Ainda no ciclo 2022/23, os produtores que demoraram mais para travar preços e fechar a venda da safra, observam Francisco Queiroz, do Itaú BBA, e André Pessoa, CEO da Agroconsult, enfrentaram maiores dificuldades, já que os preços entraram em baixa a partir da segunda metade de 2022. Atualizado com base no Índice de Preços ao Produtor Amplo (IPA), da Fundação Getúlio Vargas (FGV), o Índice de Preços ao Produtor de Grupos de Produtos Agropecuários-Grãos (IPPA-Grãos), do Cepea, registrou baixa de 12,0% em termos reais entre fevereiro do ano passado e janeiro deste ano, caindo mais 21,6% até maio, na medição mais recente, acumulando perda de 26,0% em 12 meses. Em janeiro de 2022, conforme Pessoa, os produtores já haviam vendido antecipadamente entre 60% e 70% da soja a ser colhida naquele ano. A relação em igual mês deste ano não chegava a 50%. 

Balanço

  • “A corda esticou muito para quem não havia antecipado a venda da produção, gerando preocupação com a logística de armazenagem e distribuição num cenário de preços pressionados para baixo em Chicago, prêmios negativos na exportação e dólar em queda”, comenta César Castro Alves, especialista da Consultoria Agro do Itaú BBA.
  • O ritmo mais lento das vendas de insumos surge como outra preocupação, já que a necessidade de abastecer um número elevado de produtores numa janela de tempo muito reduzida poderá gerar transtornos logísticos e, no limite, até atrasar o plantio da safra 2023/24. A carteira de pedidos no setor de defensivos registrava até recentemente 50% das vendas esperadas para o ano, diante de 90% na mesma época do ano passado, enquanto a indústria de fertilizantes já havia realizado 65% das vendas esperadas, diante dos 80% normalmente esperados, conforme Pessoa.

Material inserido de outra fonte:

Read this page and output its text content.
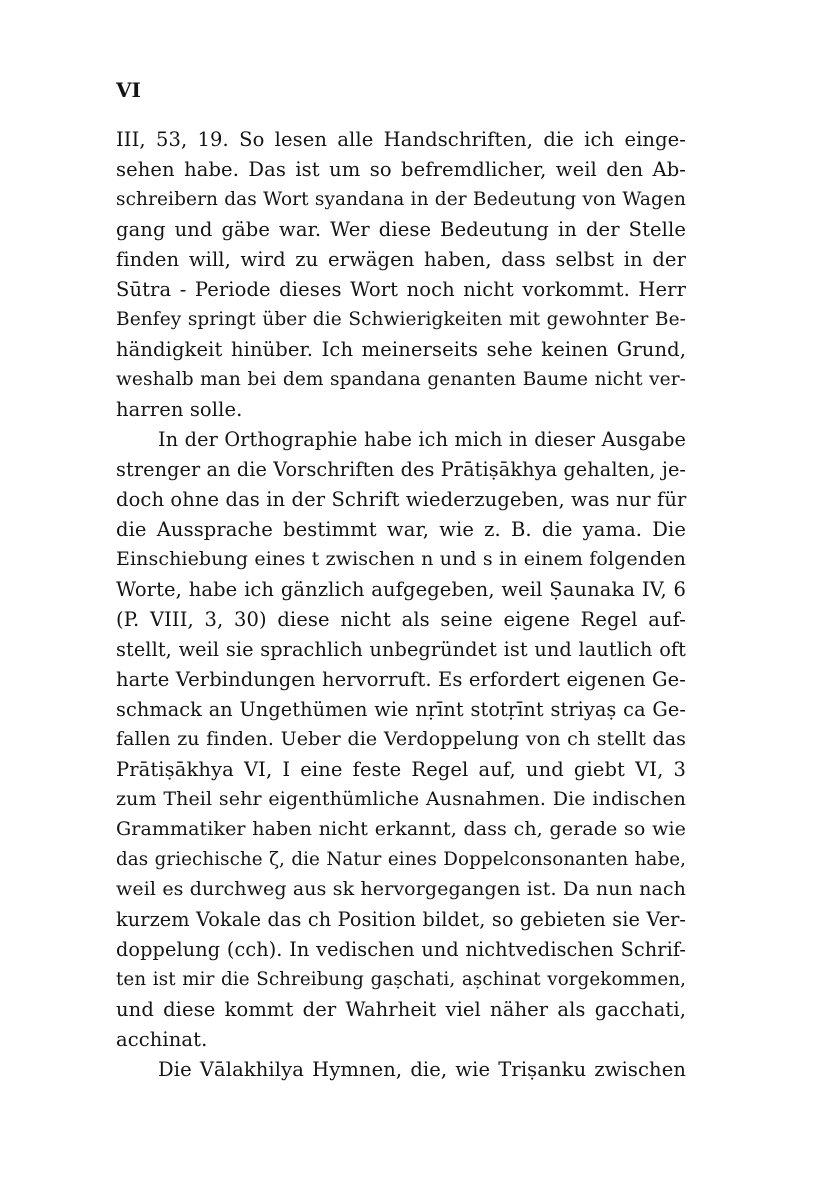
VI
III, 53, 19. So lesen alle Handschriften, die ich einge-
sehen habe. Das ist um so befremdlicher, weil den Ab-
schreibern das Wort syandana in der Bedeutung von Wagen
gang und gäbe war. Wer diese Bedeutung in der Stelle
finden will, wird zu erwägen haben, dass selbst in der
Sūtra - Periode dieses Wort noch nicht vorkommt. Herr
Benfey springt über die Schwierigkeiten mit gewohnter Be-
händigkeit hinüber. Ich meinerseits sehe keinen Grund,
weshalb man bei dem spandana genanten Baume nicht ver-
harren solle.
In der Orthographie habe ich mich in dieser Ausgabe
strenger an die Vorschriften des Prātiṣākhya gehalten, je-
doch ohne das in der Schrift wiederzugeben, was nur für
die Aussprache bestimmt war, wie z. B. die yama. Die
Einschiebung eines t zwischen n und s in einem folgenden
Worte, habe ich gänzlich aufgegeben, weil Ṣaunaka IV, 6
(P. VIII, 3, 30) diese nicht als seine eigene Regel auf-
stellt, weil sie sprachlich unbegründet ist und lautlich oft
harte Verbindungen hervorruft. Es erfordert eigenen Ge-
schmack an Ungethümen wie nṛīnt stotṛīnt striyaṣ ca Ge-
fallen zu finden. Ueber die Verdoppelung von ch stellt das
Prātiṣākhya VI, I eine feste Regel auf, und giebt VI, 3
zum Theil sehr eigenthümliche Ausnahmen. Die indischen
Grammatiker haben nicht erkannt, dass ch, gerade so wie
das griechische ζ, die Natur eines Doppelconsonanten habe,
weil es durchweg aus sk hervorgegangen ist. Da nun nach
kurzem Vokale das ch Position bildet, so gebieten sie Ver-
doppelung (cch). In vedischen und nichtvedischen Schrif-
ten ist mir die Schreibung gaṣchati, aṣchinat vorgekommen,
und diese kommt der Wahrheit viel näher als gacchati,
acchinat.
Die Vālakhilya Hymnen, die, wie Triṣanku zwischen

  • O clima, com a chegada do El Niño, acrescenta Felippe Reis, analista de safra da EarthDaily Agro, trará temperaturas acima das médias e chuvas mais intensas entre o final deste ano e começo de 2024 para o Centro-Sul, mas menor precipitação especialmente na região do Matopiba (Maranhão, Tocantins, Piauí e Bahia). “Será um ano mais desafiador e devemos prestar atenção à intensidade do El Niño, que deve vir mais forte”, alerta Reis.
  • A equação financeira, retoma Pessoa, tende a se complicar. Nos últimos ciclos, o fluxo de caixa para o plantio seguinte era em parte bancado pelo resultado da safra anterior. Daqui em diante, o produtor terá que ir ao mercado para levantar recursos e financiar o plantio, num cenário de custo de capital elevado e queda nos preços da terra, “principal garantia de funding no crédito”. Na sua visão, o problema pode se tornar mais nítido no ciclo 2024/25, diante da possibilidade de os bancos passarem a exigir reforço de garantias.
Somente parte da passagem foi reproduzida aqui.